Die Kostenentscheidung ergibt sich aus § 1 Abs. 1 Nr. 1 GKG und § 118 Abs. 1 Satz 4 ZPO. Für eventuelle Auslagen des Gerichts haftet der Antragsteller – soweit sie zu erheben sind – kraft Gesetzes, ohne dass es hierzu eines besonderen richterlichen Ausspruchs bedarf (§ 22 Abs. 1 Satz 1 GKG; vgl. zu § 49 Abs. 1 Satz 1 GKG a.F. OLG Bamberg, Beschl. v. 30.09.1987 - 2 UF 313/86, JurBüro 1988, 71; ferner Hartmann, KostG, 41. Aufl., GKG § 22 Rdn. 6 Stichwort „Prozesskostenhilfe“; Seiler in Thomas/ Putzo, 34. Aufl., § 118 Rdn. 11; Saenger/Pukall, ZPO, 5. Aufl., § 118 Rdn. 8 a.E.; Zöller/Geimer, ZPO, 30. Aufl., § 118 Rdn. 30, m.w.N.).
C.
Die Rechtsbeschwerde wird vom Senat nicht zugelassen, weil es an den - nach § 574 Abs. 1 Satz 1 Nr. 2, Abs. 2 und Abs. 3 Satz 1 ZPO i.V.m. § 133 und § 201 Abs. 2 Satz 1 GVG (vgl. dazu BGH, Beschl. v. 27.06.2012 - III ZB 45/12, LS und Rdn. 4, NJW 2012, 2449 = MDR 2012, 987; Beschl. v. 08. 11.2012 - III ZA 27/12, Rdn. 4, juris = BeckRS 2012, 23342; BFH, Beschl. v. 27.06.2013 - X B 82/13, Rdn. 7, BFH/NV 2013, 1598; ferner Heine, MDR 2013, 1147, 1150) - erforderlichen Zulassungsvoraussetzungen fehlt.

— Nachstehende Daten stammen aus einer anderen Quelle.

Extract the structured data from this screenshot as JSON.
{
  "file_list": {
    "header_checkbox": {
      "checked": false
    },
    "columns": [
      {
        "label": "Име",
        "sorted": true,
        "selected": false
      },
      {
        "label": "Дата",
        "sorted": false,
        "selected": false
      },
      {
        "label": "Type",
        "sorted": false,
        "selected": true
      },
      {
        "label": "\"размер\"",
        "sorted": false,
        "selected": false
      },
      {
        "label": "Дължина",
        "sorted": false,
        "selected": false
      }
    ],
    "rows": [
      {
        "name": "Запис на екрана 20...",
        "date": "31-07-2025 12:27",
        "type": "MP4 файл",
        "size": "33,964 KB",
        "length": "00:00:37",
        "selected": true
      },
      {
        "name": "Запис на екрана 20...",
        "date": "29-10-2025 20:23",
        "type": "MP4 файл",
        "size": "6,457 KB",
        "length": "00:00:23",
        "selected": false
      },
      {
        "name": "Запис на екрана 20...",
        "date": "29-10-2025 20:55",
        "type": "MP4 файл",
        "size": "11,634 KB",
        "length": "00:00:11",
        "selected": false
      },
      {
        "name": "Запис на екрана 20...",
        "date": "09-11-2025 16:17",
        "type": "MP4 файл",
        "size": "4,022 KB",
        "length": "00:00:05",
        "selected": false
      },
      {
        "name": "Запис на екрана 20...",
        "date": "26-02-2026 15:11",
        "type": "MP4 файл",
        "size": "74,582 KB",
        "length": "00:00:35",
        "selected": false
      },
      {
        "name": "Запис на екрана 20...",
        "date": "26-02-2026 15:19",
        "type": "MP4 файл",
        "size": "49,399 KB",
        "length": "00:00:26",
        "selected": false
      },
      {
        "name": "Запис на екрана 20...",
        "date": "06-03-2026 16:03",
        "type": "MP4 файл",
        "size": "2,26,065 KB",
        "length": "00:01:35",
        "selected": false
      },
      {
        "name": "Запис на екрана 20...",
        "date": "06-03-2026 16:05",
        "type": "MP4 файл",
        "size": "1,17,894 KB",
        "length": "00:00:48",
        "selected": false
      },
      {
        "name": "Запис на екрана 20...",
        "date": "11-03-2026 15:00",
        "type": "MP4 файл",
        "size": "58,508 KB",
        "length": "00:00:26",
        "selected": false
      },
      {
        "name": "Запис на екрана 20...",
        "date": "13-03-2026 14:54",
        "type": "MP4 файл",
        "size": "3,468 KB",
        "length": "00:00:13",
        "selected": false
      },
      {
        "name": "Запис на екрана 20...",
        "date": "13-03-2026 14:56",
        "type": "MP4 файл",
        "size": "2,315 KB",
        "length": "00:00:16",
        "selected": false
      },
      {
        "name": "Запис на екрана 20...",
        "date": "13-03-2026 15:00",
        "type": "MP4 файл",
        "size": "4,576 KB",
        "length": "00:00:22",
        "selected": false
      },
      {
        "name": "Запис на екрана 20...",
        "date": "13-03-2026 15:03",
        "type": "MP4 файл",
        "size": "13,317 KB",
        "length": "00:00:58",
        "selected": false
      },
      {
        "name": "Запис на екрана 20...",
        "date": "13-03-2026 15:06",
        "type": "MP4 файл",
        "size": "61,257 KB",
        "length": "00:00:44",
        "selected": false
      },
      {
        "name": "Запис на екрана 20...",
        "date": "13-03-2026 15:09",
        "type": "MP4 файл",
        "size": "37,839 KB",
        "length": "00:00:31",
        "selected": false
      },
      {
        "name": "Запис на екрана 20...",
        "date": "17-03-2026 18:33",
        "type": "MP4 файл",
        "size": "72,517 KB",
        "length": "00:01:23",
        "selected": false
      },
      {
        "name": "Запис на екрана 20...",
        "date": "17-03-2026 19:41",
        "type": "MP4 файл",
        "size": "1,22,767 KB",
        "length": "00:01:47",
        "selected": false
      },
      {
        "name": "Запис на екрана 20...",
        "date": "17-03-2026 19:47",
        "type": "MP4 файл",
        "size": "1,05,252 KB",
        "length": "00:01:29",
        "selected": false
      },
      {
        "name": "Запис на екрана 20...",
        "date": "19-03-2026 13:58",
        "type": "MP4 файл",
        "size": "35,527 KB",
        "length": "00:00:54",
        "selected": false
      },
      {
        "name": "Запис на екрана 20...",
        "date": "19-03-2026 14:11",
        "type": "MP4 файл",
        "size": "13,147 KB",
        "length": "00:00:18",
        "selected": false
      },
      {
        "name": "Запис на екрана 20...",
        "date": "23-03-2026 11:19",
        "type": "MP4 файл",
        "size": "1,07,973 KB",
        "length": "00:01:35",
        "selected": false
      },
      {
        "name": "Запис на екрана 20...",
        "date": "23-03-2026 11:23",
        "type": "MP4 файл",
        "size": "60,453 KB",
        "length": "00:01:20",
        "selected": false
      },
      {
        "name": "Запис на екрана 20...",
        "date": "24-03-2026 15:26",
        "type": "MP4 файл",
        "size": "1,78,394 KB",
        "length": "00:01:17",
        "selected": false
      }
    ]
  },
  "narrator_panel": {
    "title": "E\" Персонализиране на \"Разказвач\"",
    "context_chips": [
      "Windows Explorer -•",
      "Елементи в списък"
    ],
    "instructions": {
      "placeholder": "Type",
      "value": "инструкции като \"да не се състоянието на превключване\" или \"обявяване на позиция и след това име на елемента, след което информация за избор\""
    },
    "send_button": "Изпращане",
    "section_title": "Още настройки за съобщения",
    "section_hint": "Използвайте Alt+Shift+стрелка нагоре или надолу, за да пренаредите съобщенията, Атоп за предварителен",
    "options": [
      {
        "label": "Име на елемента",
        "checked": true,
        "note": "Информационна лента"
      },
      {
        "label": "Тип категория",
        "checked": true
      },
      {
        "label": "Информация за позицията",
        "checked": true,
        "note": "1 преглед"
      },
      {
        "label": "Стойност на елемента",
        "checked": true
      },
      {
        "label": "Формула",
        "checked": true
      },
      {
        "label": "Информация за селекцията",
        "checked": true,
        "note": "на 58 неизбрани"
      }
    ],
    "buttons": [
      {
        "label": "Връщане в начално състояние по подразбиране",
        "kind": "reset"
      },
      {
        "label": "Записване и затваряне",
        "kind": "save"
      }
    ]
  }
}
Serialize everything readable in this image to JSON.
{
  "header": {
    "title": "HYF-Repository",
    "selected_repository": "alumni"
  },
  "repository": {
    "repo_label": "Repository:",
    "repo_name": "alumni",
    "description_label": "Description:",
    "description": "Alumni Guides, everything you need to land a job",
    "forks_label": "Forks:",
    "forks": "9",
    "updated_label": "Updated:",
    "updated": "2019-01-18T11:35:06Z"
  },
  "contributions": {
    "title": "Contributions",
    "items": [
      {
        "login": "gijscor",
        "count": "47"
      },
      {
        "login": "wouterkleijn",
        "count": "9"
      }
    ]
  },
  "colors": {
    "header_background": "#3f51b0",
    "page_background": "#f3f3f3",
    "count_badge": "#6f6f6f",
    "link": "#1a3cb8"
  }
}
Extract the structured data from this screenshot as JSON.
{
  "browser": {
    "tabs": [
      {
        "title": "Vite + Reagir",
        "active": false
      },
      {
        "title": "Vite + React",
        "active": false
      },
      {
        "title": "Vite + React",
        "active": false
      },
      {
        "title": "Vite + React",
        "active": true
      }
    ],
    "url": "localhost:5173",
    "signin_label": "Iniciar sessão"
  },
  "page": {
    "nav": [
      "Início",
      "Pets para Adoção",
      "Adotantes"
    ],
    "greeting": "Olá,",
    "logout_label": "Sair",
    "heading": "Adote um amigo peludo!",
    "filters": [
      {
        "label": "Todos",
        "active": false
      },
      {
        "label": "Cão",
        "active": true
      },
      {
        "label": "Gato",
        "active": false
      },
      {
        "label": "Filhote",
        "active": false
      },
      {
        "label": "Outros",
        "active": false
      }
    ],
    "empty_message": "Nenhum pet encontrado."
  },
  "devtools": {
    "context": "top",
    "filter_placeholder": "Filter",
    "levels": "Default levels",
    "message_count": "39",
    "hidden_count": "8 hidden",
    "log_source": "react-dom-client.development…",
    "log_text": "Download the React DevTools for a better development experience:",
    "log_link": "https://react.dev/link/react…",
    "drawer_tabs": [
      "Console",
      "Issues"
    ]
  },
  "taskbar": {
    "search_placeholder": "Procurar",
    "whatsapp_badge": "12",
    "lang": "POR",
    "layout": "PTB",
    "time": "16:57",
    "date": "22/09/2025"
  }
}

Die vorliegende Sache hat weder grundsätzliche - über den Streitfall hinausgehende - Bedeutung noch erfordert die Fortbildung des Rechts oder die Sicherung einer einheitlichen Rechtsprechung eine Entscheidung des Bundesgerichtshofes als Rechtsbeschwerdegericht.